Entrei em devaneios.
Esqueça.
Não importa.
E só que...
Eu gostaria...
Eu gostaria de ver a sua ferida.
E bem nojenta.
Já melhorou muito. No começo era bem pior.
Sempre usa a manga dentro do bolso?
Você mesmo enfia ou está costurada?
Não, eu sempre enfio.
Com a outra mão?
Depende.
Quando já estou de casaco não é muito fácil.
Precisa tomar cuidado para não pôr nada no bolso direito.
Senão poderão roubar.
Não de mim.
Não pode comprar um braço falso?
Quando um cara perde a perna, compra uma falsa.
Fica melhor.
Não, Reinhold. Só incomodaria.
Eu compraria um.
Ou talvez eu enchesse a manga.
-Vamos, deixe-me experimentar. -Para quê?

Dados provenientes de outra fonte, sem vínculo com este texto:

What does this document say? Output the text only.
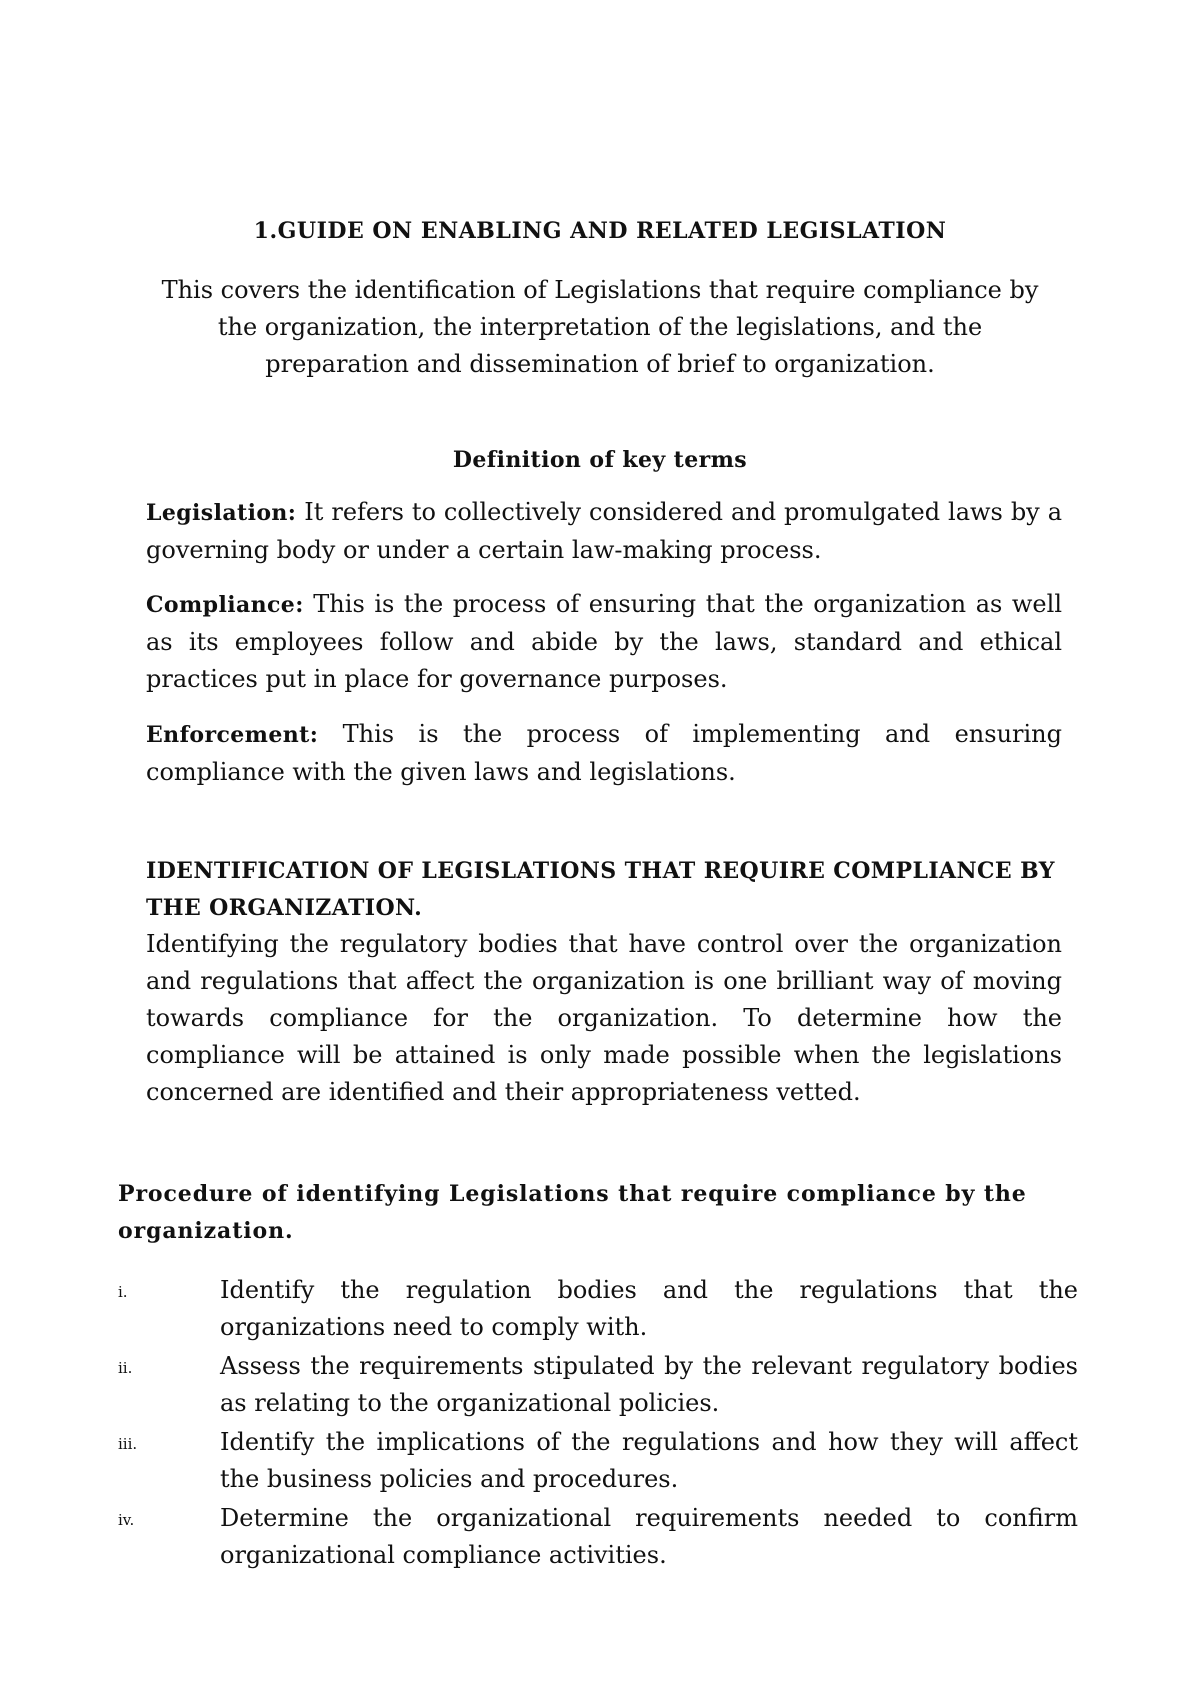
1.GUIDE ON ENABLING AND RELATED LEGISLATION
This covers the identification of Legislations that require compliance by the organization, the interpretation of the legislations, and the preparation and dissemination of brief to organization.
Definition of key terms
Legislation: It refers to collectively considered and promulgated laws by a governing body or under a certain law-making process.
Compliance: This is the process of ensuring that the organization as well as its employees follow and abide by the laws, standard and ethical practices put in place for governance purposes.
Enforcement: This is the process of implementing and ensuring compliance with the given laws and legislations.
IDENTIFICATION OF LEGISLATIONS THAT REQUIRE COMPLIANCE BY THE ORGANIZATION.
Identifying the regulatory bodies that have control over the organization and regulations that affect the organization is one brilliant way of moving towards compliance for the organization. To determine how the compliance will be attained is only made possible when the legislations concerned are identified and their appropriateness vetted.
Procedure of identifying Legislations that require compliance by the organization.
i.	Identify the regulation bodies and the regulations that the organizations need to comply with.
ii.	Assess the requirements stipulated by the relevant regulatory bodies as relating to the organizational policies.
iii.	Identify the implications of the regulations and how they will affect the business policies and procedures.
iv.	Determine the organizational requirements needed to confirm organizational compliance activities.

Para você não andar por aí com uma manga mole.
Não é preciso que todos saibam.
-O que quer que eu faça? -Veja.
Algumas calças, umas camisetas.
-Você vai ver. -De que adianta?
Isso fica parecendo uma salsicha.
Não.
Não está certo.
Precisa mandar fazer num alfaiate.
Mas é melhor assim. Não ande por aí como um aleijado.
Pareceria apenas que está com a mão no bolso.
Eu não suporto aleijados.
Um aleijado não serve para nada.
Quando vejo um aleijado...
eu penso que seria melhor acabar com ele.
Isso é mais ou menos o que eu penso também.
Você tem razão, Reinhold. Está certo.
Um aleijado não pode mais fazer o que quer.
Talvez fosse melhor...
-acabar com ele de uma vez. -É o que digo.
Você tem razão.
Vem.
Vou lhe dizer uma coisa, Mieze.
Você pode fazer o que quiser...
mas nunca vou deixar você ir embora.
Nunca!
Nem é preciso me dizer isso.
Nunca vou deixá-lo.
Nunca.
-Até hoje à noite. -Espere.
Eu também tenho que sair. Eu lhe acompanho um trecho.
Sra. Bast!
Sim, Srta. Mieze?
Vamos sair. Pode fechar as janelas mais tarde?
-Lá pelas 18h3O. -Claro.
Obrigada.
Até logo.
Olá, Willy.
Está com sorte. Eu estava saindo.
-Olá, Franz. -Desculpe.
Esta é Mieze. A minha Mieze.
E este é Willy.
Somos amigos e estamos trabalhando juntos.
-Como vai? -Olá.
Preciso ir andando.
-Até hoje à noite, Franz. -Tchau.
O que me diz? Me ajude aqui.
-A moça é decente. -''Decente''? Ela é um anjo.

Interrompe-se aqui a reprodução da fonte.